Athens was clearly the ideal candidate for the leadership of the war against Persia. The present and future campaigns would demand a ‘hegemon’ (leader) who could conduct a vigorous, naval offensive, and one who was sympathetic to the aspirations of the Ionians. The Athenians’ 200 ships, their Ionian kinship with many of the allies, and their support of the Ionians in 499 and in 479 made them the natural and very popular choice. But the big question was: of what should she become the leader? The Hellenic League? There was little doubt that Athens would become the hegemon in the annual elections for 477/6, especially after Sparta’s withdrawal. However, this leadership had little to attract the Athenians. The annual election for hegemon would give little security to the Athenians and was not a fair basis for their commitment of so many ships and men. In addition, the Peloponnesians with their votes would still have influence in deciding policy, and the Ionian mainlanders would still be excluded from membership. Consequently, the obvious solution was the establishment of an entirely new league – hence the creation in 478/7 of the Delian League.
Aims
They made an assessment of which allied cities should provide money for the war against the Persians and which were to provide ships. They did this because a pretext for the alliance was to take revenge for their losses by devastating the Persian king’s territory.
(Thucydides 1.96.1; AE11 p. 15)
Thucydides’ enigmatic choice of words –‘a pretext’ (‘proschema’) – implies very strongly that one of the stated aims (he uses ‘a’ not ‘the’), i.e. vengeance, was not the genuine aim. The Greek word ‘proschema’ has unpleasant connotations of falsehood and is normally used as a cloak for real motives or intentions. Various views have been expressed as to the reason why Thucydides used this word. One view is that, as it comes early in the ‘Pentecontaetia Excursus’, the purpose of which is to demonstrate the growth of Athenian power and the fear that this caused in Sparta, he believed that the Athenians from the outset deliberately intended to impose their power on the League allies. Furthermore, Thucydides’ selection of events in the Pentecontaetia places more emphasis on the Athenians’ suppression of their allies than their campaigns against Persia. However, such a viewpoint either credits the Athenians with remarkable and cynical foresight in 478/7 or criticizes Thucydides for using hindsight in imputing such motives to the Athenians. Another viewpoint is that the war against Persia was a pretext and that the real war that the Athenians were preparing for was against Sparta and the Peloponnesian League. However, although the sources disagree about whether the transfer of the leadership from Sparta to Athens was amicable or contentious (see below and Chapters 11 and 12), the main thrust of the League’s campaigns in the 470s and 460s was against Persia and during this period the Athenians were led by the fervently pro-Spartan Cimon.

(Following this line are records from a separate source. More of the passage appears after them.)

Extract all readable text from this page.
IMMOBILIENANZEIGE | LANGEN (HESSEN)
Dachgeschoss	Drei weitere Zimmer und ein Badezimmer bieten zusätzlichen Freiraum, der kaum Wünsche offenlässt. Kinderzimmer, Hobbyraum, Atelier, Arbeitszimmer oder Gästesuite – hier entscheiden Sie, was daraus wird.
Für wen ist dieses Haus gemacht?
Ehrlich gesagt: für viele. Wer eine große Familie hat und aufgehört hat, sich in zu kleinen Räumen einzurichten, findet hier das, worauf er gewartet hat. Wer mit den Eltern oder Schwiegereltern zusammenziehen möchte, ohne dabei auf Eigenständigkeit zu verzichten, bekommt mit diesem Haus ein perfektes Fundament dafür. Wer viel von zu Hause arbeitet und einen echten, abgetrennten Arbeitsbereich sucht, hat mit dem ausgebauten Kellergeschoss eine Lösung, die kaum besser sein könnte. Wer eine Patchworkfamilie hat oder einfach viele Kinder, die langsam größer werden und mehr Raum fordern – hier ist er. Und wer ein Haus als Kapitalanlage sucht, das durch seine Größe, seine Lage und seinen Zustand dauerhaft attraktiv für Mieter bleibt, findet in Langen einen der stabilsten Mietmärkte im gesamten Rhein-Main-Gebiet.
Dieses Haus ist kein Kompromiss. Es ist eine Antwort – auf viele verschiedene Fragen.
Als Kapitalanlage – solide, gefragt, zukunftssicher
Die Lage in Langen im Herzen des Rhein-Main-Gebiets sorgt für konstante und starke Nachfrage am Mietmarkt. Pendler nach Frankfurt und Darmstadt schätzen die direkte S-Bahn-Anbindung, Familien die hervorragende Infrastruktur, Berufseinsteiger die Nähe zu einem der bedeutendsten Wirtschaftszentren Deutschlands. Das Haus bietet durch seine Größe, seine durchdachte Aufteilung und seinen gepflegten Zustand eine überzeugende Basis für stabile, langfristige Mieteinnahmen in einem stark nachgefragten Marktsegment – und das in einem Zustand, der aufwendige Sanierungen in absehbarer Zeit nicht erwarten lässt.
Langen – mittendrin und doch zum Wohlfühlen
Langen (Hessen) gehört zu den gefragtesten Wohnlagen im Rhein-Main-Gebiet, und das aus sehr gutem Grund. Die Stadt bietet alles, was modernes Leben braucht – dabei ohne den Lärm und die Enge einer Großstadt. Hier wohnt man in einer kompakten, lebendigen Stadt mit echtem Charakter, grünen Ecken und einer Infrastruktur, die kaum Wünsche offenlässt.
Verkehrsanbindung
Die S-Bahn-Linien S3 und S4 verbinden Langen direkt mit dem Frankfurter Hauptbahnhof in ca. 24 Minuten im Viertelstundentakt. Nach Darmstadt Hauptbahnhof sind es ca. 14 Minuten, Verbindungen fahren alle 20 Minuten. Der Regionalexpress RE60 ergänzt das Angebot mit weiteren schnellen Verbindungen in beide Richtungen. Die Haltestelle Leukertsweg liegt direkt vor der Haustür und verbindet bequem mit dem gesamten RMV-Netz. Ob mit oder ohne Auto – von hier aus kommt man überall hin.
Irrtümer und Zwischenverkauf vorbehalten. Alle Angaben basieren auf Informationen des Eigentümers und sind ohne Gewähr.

Yet another viewpoint is that the Athenians’ real aim was simply and solely to gain leadership itself in 478/7 and the war against Persia was a good pretext for this. The Athenians clearly saw that their status as one of the two super-powers in Greece would be confirmed and increased by being the hegemon of a strong naval league. The example of the Spartans’ dominant influence in Greek affairs owing to their leadership of the powerful Peloponnesian League was a great incentive to the Athenians to create something similar, in which they could invest their newly acquired military strength and prestige. Indeed it can be argued that this stated pretext was beneficial to both the Athenians and the Delian League allies since all the members could agree upon it, although harbouring different ideas as to what they actually wanted from the League. The Athenians, for their part, had suffered severe material loss from the two Persian occupations of 480 and 479. The allies, for their part, especially the cities on the Asiatic mainland and the neighbouring islands, fresh from deliverance from Persian domination, wanted continued freedom, as the envoys from Mytilene stated in 428 when asking for Spartan support for their revolt:
‘We first became allies of the Athenians when you [the Spartans] abandoned us after the Persian War and they remained to see to the rest of the job. We became allies, however, not in order to subjugate the Greeks to the Athenians, but to free the Greeks from the Persians.’
(Thucydides 3.10.2–3; AE12 p. 15)
Constitution
Both Aristotle and Plutarch (Aristeides 25.1; AE17 p. 17) mention an event not recorded in Thucydides:
and he had the Ionians swear oaths to have the same friends and enemies, oaths over which they sank iron bars in the sea.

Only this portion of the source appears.